Jadi secara lafdziah memiliki arti “jalannya roh”.
Kemungkinan besar
shintoisme dipengaruhi oleh faham
keagamaan dari Tiongkok. Hal tersebut terlihat dari adanya istilah-istilah
dalam shintoisme yang berdekatan atau hampir sama dengan istilah-istilah dalam
taoisme seperti istilah “To” dalam shintoisme yang berdekatan dengan istilah
“Tao” dalam taoisme yang artinya adalah “jalannya dewa” atau “jalannya bumi dan
langit”.
Shintoisme ini
merupakan filsafat religius yang bersifat tradisional sebagai warisan nenek
moyang bangsa Jepang yang kemudian
dijadikan pegangan hidup hingga saat ini. Tidak hanya rakyat Jepang yang harus
menaati ajaran shintoisme ini melainkan juga pemerintahnya juga harus menjadi
pewaris serta pelaksana agama ajaran ini sehingga shintoisme ini telah
mempengaruhi bangasa Jepang dalam berbagai aspek seperti kehidupan sehari-hari
dengan negara, aspek politik dan aspek ekonomi.
II.
Isi
II.1.
Shintoisme dan Negara
Shinto muncul setelah
masuknya agama Buddha ke Jepang yaitu pada abad ke-6 masehi yang dimaksudkan
untuk menyebut kepercayaan asli bangsa Jepang.

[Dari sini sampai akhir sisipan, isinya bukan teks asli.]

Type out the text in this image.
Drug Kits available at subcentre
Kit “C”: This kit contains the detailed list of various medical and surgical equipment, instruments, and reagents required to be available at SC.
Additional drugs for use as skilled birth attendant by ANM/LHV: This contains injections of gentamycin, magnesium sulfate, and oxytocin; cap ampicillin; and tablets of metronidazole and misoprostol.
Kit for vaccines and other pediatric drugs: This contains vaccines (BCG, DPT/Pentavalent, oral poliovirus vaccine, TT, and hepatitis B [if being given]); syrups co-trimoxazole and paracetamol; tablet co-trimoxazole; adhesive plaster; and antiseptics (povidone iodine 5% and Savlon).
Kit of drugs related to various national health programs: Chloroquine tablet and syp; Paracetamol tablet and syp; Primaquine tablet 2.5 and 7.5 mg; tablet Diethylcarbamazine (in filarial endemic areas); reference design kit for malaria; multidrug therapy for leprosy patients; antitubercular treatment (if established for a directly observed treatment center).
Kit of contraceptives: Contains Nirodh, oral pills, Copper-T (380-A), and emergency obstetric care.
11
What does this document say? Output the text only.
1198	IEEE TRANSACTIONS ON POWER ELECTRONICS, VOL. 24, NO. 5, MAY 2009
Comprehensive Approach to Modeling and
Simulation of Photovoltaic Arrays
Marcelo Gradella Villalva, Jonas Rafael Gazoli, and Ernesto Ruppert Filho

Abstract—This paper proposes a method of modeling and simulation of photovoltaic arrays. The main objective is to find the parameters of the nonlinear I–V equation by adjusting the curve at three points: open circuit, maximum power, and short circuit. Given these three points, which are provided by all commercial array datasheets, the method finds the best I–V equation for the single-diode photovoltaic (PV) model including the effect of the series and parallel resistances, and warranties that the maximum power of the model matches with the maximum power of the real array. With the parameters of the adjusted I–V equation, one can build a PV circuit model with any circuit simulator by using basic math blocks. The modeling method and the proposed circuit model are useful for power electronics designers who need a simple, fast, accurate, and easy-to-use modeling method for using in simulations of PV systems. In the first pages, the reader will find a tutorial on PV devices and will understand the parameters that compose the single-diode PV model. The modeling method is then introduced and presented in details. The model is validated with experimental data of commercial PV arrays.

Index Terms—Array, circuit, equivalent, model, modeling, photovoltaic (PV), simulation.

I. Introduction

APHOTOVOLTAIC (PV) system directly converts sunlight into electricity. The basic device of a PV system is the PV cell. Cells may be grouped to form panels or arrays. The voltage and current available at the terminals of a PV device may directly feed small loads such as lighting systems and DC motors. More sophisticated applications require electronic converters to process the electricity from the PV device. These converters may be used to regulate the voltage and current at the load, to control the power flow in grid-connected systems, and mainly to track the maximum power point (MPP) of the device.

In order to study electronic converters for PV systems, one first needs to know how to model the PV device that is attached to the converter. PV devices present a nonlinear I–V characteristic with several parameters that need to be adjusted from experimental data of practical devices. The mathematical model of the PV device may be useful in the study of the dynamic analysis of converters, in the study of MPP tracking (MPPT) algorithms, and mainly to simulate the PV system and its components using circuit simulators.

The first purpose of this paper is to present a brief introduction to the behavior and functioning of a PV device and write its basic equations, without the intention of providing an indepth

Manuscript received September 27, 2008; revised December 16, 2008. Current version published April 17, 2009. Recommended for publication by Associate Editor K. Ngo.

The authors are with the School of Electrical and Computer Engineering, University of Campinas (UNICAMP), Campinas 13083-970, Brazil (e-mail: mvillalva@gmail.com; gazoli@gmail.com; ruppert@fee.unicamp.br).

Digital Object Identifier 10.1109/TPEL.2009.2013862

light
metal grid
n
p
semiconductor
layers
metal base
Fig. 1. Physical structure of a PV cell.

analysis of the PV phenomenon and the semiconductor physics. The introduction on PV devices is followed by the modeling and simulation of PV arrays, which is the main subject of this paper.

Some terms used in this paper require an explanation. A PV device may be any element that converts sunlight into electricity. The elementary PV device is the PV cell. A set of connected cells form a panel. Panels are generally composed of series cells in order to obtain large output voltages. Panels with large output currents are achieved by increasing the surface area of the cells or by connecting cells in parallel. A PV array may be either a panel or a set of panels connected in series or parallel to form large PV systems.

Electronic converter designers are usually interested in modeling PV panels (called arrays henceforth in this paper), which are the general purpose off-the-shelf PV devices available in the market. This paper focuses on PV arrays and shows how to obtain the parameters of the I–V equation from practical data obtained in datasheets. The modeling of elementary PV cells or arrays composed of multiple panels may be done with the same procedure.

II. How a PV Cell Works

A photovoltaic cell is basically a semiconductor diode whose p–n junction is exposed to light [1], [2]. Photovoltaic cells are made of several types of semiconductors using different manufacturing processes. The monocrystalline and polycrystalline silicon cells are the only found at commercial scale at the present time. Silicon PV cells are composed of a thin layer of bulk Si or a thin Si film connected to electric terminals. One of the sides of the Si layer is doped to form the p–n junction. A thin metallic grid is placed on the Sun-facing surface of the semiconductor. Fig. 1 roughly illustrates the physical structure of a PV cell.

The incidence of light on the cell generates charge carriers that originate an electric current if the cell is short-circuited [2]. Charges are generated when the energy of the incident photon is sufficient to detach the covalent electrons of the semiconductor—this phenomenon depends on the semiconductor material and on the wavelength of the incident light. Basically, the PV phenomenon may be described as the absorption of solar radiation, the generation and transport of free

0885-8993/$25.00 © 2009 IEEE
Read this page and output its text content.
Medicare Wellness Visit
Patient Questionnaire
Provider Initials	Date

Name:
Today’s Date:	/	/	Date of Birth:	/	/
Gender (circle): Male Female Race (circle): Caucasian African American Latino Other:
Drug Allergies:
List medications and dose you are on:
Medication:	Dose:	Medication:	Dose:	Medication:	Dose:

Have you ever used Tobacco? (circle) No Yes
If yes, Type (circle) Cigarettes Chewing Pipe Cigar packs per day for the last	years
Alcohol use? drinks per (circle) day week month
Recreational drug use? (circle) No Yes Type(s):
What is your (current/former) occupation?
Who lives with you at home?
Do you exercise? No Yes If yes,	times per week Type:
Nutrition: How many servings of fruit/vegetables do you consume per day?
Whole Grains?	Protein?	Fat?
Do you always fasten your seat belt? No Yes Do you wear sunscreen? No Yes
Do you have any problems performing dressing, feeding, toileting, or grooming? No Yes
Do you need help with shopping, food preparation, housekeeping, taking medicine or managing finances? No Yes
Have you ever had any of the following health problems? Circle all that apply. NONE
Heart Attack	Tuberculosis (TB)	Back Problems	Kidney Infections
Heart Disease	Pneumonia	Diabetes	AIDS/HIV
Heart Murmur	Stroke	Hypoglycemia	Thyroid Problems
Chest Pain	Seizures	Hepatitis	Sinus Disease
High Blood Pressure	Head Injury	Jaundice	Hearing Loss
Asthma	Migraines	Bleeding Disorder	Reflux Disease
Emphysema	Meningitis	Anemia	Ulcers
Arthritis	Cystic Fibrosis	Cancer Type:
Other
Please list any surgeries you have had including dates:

Selama berabad-abad telah terjadi pencampuran yang sedemikian rupa
antara shintoisme dan agama budha sehingga shintoisme diselalu disibukkan oleh
usaha-usaha untuk mempertahankan kelangsungan eksistensinya.
Pada perkembangan
selanjutnya shintoisme dihadapkan pada persaingan dengan buddhisme yaitu antara
pendeta bangsa Jepang (shinto) dengan para pendeta agama Buddha sehingga demi
kelangsungan shintoisme maka dimasukkanlah unsur-unsur buddhisme ke dalam
sistem keagamaan mereka. Namun akibatnya shintoisme justru kehilangan
originalitasnya.
Pada tahun 1868 agama
shinto diplokamirkan sebagai agama negara. Pada saat itu agama shinto mempunyai
sepuluh sekte dan 21 juta pemeluk. Maka sejak saat itu pulalah dapat dikatakan
bahwa shintoisme merupakan ajaran yang mengandung politik religius bagi Jepang
sebab sejak itu taat kepada shintoisme berarti taat pula kepada kaisar dan
negara serta politik negara.
II.2.
Shintoisme dan Ekonomi
Jepang merupakan negara
yang cerdas dalam memadukan antara modern dengan tradisional secara harmonis.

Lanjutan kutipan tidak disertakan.